Rosa₂ is in the domain of She₁ and is not a pronoun.

theorem Phenomena.Anaphora.Studies.Reinhart1976.paradigm_11c_permitted : corefPermittedAddr false true [Compare.Dir.L] [Compare.Dir.R, Compare.Dir.R, Compare.Dir.L] = true

(11c) Rosa₁ denied that she₂ has met the Shah: coref permitted.

she₂ is in the domain of Rosa₁ but IS a pronoun.

theorem Phenomena.Anaphora.Studies.Reinhart1976.paradigm_11d_permitted : corefPermittedAddr true true [Compare.Dir.L] [Compare.Dir.R, Compare.Dir.R, Compare.Dir.L] = true

(11d) She₁ denied that she₂ has met the Shah: coref permitted.

she₂ is in the domain of She₁ but IS a pronoun.

Restriction (10a) — the pronoun-specific formulation (p. 14)

Two NP's in a non strict reflexive environment can be coreferential just in case one is a pronoun, the other is not and the non-pronoun is not in the domain of the pronoun.

(10a) applies only to pairs consisting of a pronoun and a full NP. It says nothing about pairs of two full NPs or two pronouns.

@cite{reinhart-1976} argues (pp. 14-17) that (10b) is strictly superior: (10a) fails to block coreference between two full NPs when one is in the domain of the other (the (11a) case).

def Phenomena.Anaphora.Studies.Reinhart1976.corefPermitted_10a (isPronA isPronB : Bool) (addrA addrB : Compare.Address) : Bool

Restriction (10a): applies only to pronoun–full NP pairs.

When exactly one NP is a pronoun, the non-pronoun must not be in the c-command domain of the pronoun.

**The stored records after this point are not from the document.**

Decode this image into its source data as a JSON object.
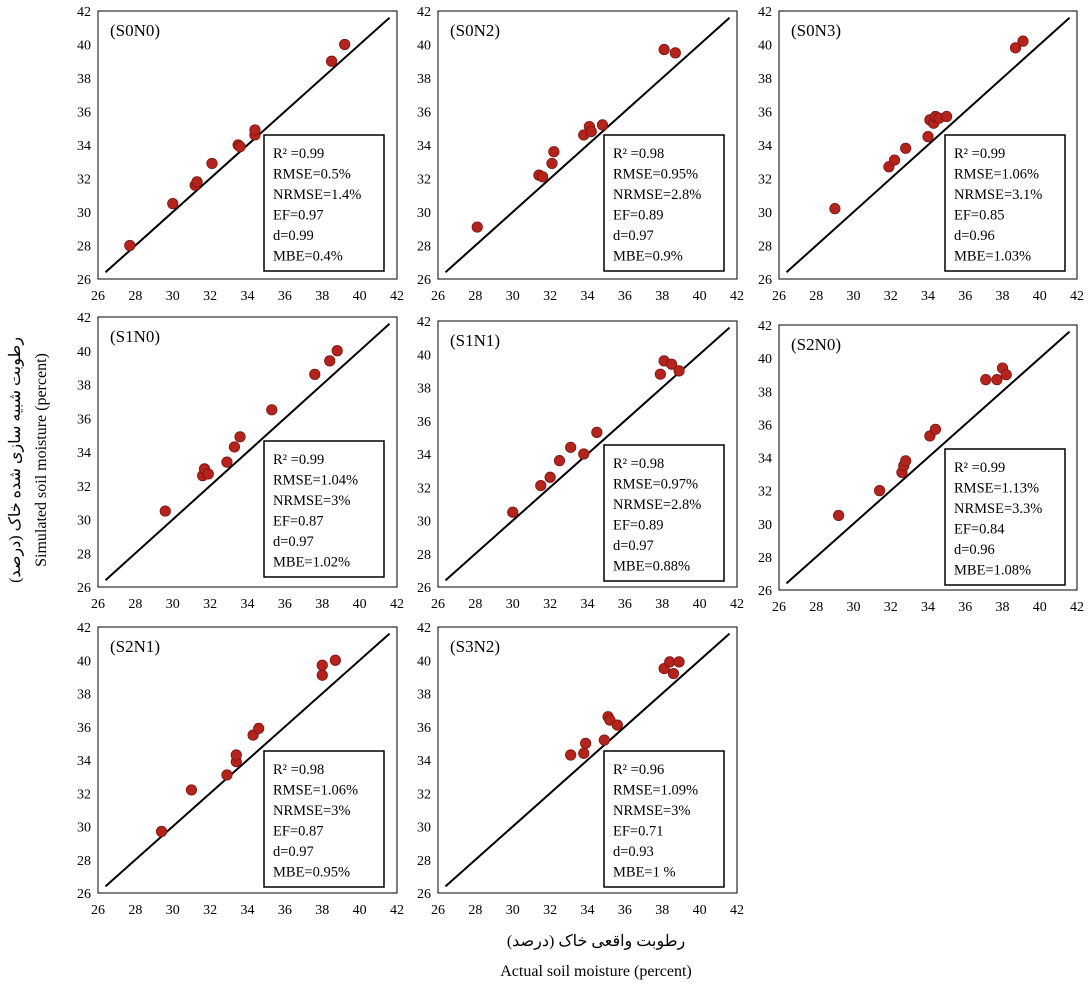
{
  "figure": {
    "x_title_fa": "رطوبت واقعی خاک (درصد)",
    "x_title_en": "Actual soil moisture (percent)",
    "y_title_fa": "رطوبت شبیه سازی شده خاک (درصد)",
    "y_title_en": "Simulated soil moisture (percent)",
    "colors": {
      "point": "#b5231d",
      "line": "#000000",
      "frame": "#000000"
    }
  },
  "chart_data": [
    {
      "type": "scatter",
      "title": "(S0N0)",
      "xlim": [
        26,
        42
      ],
      "ylim": [
        26,
        42
      ],
      "xticks": [
        26,
        28,
        30,
        32,
        34,
        36,
        38,
        40,
        42
      ],
      "yticks": [
        26,
        28,
        30,
        32,
        34,
        36,
        38,
        40,
        42
      ],
      "reference_line": "1:1",
      "points": [
        [
          27.7,
          28.0
        ],
        [
          30.0,
          30.5
        ],
        [
          31.2,
          31.6
        ],
        [
          31.3,
          31.8
        ],
        [
          32.1,
          32.9
        ],
        [
          33.5,
          34.0
        ],
        [
          33.6,
          33.9
        ],
        [
          34.4,
          34.6
        ],
        [
          34.4,
          34.9
        ],
        [
          38.5,
          39.0
        ],
        [
          39.2,
          40.0
        ]
      ],
      "stats": [
        "R² =0.99",
        "RMSE=0.5%",
        "NRMSE=1.4%",
        "EF=0.97",
        "d=0.99",
        "MBE=0.4%"
      ]
    },
    {
      "type": "scatter",
      "title": "(S0N2)",
      "xlim": [
        26,
        42
      ],
      "ylim": [
        26,
        42
      ],
      "xticks": [
        26,
        28,
        30,
        32,
        34,
        36,
        38,
        40,
        42
      ],
      "yticks": [
        26,
        28,
        30,
        32,
        34,
        36,
        38,
        40,
        42
      ],
      "reference_line": "1:1",
      "points": [
        [
          28.1,
          29.1
        ],
        [
          31.4,
          32.2
        ],
        [
          31.6,
          32.1
        ],
        [
          32.1,
          32.9
        ],
        [
          32.2,
          33.6
        ],
        [
          33.8,
          34.6
        ],
        [
          34.1,
          35.1
        ],
        [
          34.2,
          34.8
        ],
        [
          34.8,
          35.2
        ],
        [
          38.1,
          39.7
        ],
        [
          38.7,
          39.5
        ]
      ],
      "stats": [
        "R² =0.98",
        "RMSE=0.95%",
        "NRMSE=2.8%",
        "EF=0.89",
        "d=0.97",
        "MBE=0.9%"
      ]
    },
    {
      "type": "scatter",
      "title": "(S0N3)",
      "xlim": [
        26,
        42
      ],
      "ylim": [
        26,
        42
      ],
      "xticks": [
        26,
        28,
        30,
        32,
        34,
        36,
        38,
        40,
        42
      ],
      "yticks": [
        26,
        28,
        30,
        32,
        34,
        36,
        38,
        40,
        42
      ],
      "reference_line": "1:1",
      "points": [
        [
          29.0,
          30.2
        ],
        [
          31.9,
          32.7
        ],
        [
          32.2,
          33.1
        ],
        [
          32.8,
          33.8
        ],
        [
          34.0,
          34.5
        ],
        [
          34.1,
          35.5
        ],
        [
          34.3,
          35.3
        ],
        [
          34.4,
          35.7
        ],
        [
          34.6,
          35.6
        ],
        [
          35.0,
          35.7
        ],
        [
          38.7,
          39.8
        ],
        [
          39.1,
          40.2
        ]
      ],
      "stats": [
        "R² =0.99",
        "RMSE=1.06%",
        "NRMSE=3.1%",
        "EF=0.85",
        "d=0.96",
        "MBE=1.03%"
      ]
    },
    {
      "type": "scatter",
      "title": "(S1N0)",
      "xlim": [
        26,
        42
      ],
      "ylim": [
        26,
        42
      ],
      "xticks": [
        26,
        28,
        30,
        32,
        34,
        36,
        38,
        40,
        42
      ],
      "yticks": [
        26,
        28,
        30,
        32,
        34,
        36,
        38,
        40,
        42
      ],
      "reference_line": "1:1",
      "points": [
        [
          29.6,
          30.5
        ],
        [
          31.6,
          32.6
        ],
        [
          31.7,
          33.0
        ],
        [
          31.9,
          32.7
        ],
        [
          32.9,
          33.4
        ],
        [
          33.3,
          34.3
        ],
        [
          33.6,
          34.9
        ],
        [
          35.3,
          36.5
        ],
        [
          37.6,
          38.6
        ],
        [
          38.4,
          39.4
        ],
        [
          38.8,
          40.0
        ]
      ],
      "stats": [
        "R² =0.99",
        "RMSE=1.04%",
        "NRMSE=3%",
        "EF=0.87",
        "d=0.97",
        "MBE=1.02%"
      ]
    },
    {
      "type": "scatter",
      "title": "(S1N1)",
      "xlim": [
        26,
        42
      ],
      "ylim": [
        26,
        42
      ],
      "xticks": [
        26,
        28,
        30,
        32,
        34,
        36,
        38,
        40,
        42
      ],
      "yticks": [
        26,
        28,
        30,
        32,
        34,
        36,
        38,
        40,
        42
      ],
      "reference_line": "1:1",
      "points": [
        [
          30.0,
          30.5
        ],
        [
          31.5,
          32.1
        ],
        [
          32.0,
          32.6
        ],
        [
          32.5,
          33.6
        ],
        [
          33.1,
          34.4
        ],
        [
          33.8,
          34.0
        ],
        [
          34.5,
          35.3
        ],
        [
          37.9,
          38.8
        ],
        [
          38.1,
          39.6
        ],
        [
          38.5,
          39.4
        ],
        [
          38.9,
          39.0
        ]
      ],
      "stats": [
        "R² =0.98",
        "RMSE=0.97%",
        "NRMSE=2.8%",
        "EF=0.89",
        "d=0.97",
        "MBE=0.88%"
      ]
    },
    {
      "type": "scatter",
      "title": "(S2N0)",
      "xlim": [
        26,
        42
      ],
      "ylim": [
        26,
        42
      ],
      "xticks": [
        26,
        28,
        30,
        32,
        34,
        36,
        38,
        40,
        42
      ],
      "yticks": [
        26,
        28,
        30,
        32,
        34,
        36,
        38,
        40,
        42
      ],
      "reference_line": "1:1",
      "points": [
        [
          29.2,
          30.5
        ],
        [
          31.4,
          32.0
        ],
        [
          32.6,
          33.1
        ],
        [
          32.7,
          33.5
        ],
        [
          32.8,
          33.8
        ],
        [
          34.1,
          35.3
        ],
        [
          34.4,
          35.7
        ],
        [
          37.1,
          38.7
        ],
        [
          37.7,
          38.7
        ],
        [
          38.0,
          39.4
        ],
        [
          38.2,
          39.0
        ]
      ],
      "stats": [
        "R² =0.99",
        "RMSE=1.13%",
        "NRMSE=3.3%",
        "EF=0.84",
        "d=0.96",
        "MBE=1.08%"
      ]
    },
    {
      "type": "scatter",
      "title": "(S2N1)",
      "xlim": [
        26,
        42
      ],
      "ylim": [
        26,
        42
      ],
      "xticks": [
        26,
        28,
        30,
        32,
        34,
        36,
        38,
        40,
        42
      ],
      "yticks": [
        26,
        28,
        30,
        32,
        34,
        36,
        38,
        40,
        42
      ],
      "reference_line": "1:1",
      "points": [
        [
          29.4,
          29.7
        ],
        [
          31.0,
          32.2
        ],
        [
          32.9,
          33.1
        ],
        [
          33.4,
          33.9
        ],
        [
          33.4,
          34.3
        ],
        [
          34.3,
          35.5
        ],
        [
          34.6,
          35.9
        ],
        [
          38.0,
          39.1
        ],
        [
          38.0,
          39.7
        ],
        [
          38.7,
          40.0
        ]
      ],
      "stats": [
        "R² =0.98",
        "RMSE=1.06%",
        "NRMSE=3%",
        "EF=0.87",
        "d=0.97",
        "MBE=0.95%"
      ]
    },
    {
      "type": "scatter",
      "title": "(S3N2)",
      "xlim": [
        26,
        42
      ],
      "ylim": [
        26,
        42
      ],
      "xticks": [
        26,
        28,
        30,
        32,
        34,
        36,
        38,
        40,
        42
      ],
      "yticks": [
        26,
        28,
        30,
        32,
        34,
        36,
        38,
        40,
        42
      ],
      "reference_line": "1:1",
      "points": [
        [
          33.1,
          34.3
        ],
        [
          33.8,
          34.4
        ],
        [
          33.9,
          35.0
        ],
        [
          34.9,
          35.2
        ],
        [
          35.1,
          36.6
        ],
        [
          35.2,
          36.4
        ],
        [
          35.6,
          36.1
        ],
        [
          38.1,
          39.5
        ],
        [
          38.4,
          39.9
        ],
        [
          38.6,
          39.2
        ],
        [
          38.9,
          39.9
        ]
      ],
      "stats": [
        "R² =0.96",
        "RMSE=1.09%",
        "NRMSE=3%",
        "EF=0.71",
        "d=0.93",
        "MBE=1 %"
      ]
    }
  ]
}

When both are pronouns or both are full NPs, (10a) does not apply (returns true).

Equations

• One or more equations did not get rendered due to their size.

theorem Phenomena.Anaphora.Studies.Reinhart1976.restriction_10a_vs_10b : corefPermitted_10a false false [Compare.Dir.L] [Compare.Dir.R, Compare.Dir.R, Compare.Dir.L] = true ∧ corefPermittedAddr false false [Compare.Dir.L] [Compare.Dir.R, Compare.Dir.R, Compare.Dir.L] = false

Non-equivalence of (10a) and (10b): (10a) fails on the (11a) case.

(10a) cannot block coreference between two full NPs (Rosa₁ ... Rosa₂), because (10a) only applies to pronoun–full NP pairs. (10b) correctly blocks it because Rosa₂ is in the domain of Rosa₁ and is not a pronoun.

theorem Phenomena.Anaphora.Studies.Reinhart1976.restriction_10b_subsumes_10a (isPronA isPronB : Bool) (addrA addrB : Compare.Address) : corefPermitted_10a isPronA isPronB addrA addrB = false → corefPermittedAddr isPronA isPronB addrA addrB = false

(10b) subsumes (10a): whenever (10a) blocks coreference, (10b) does too.

The converse fails (as restriction_10a_vs_10b shows), so (10b) is strictly more restrictive than (10a).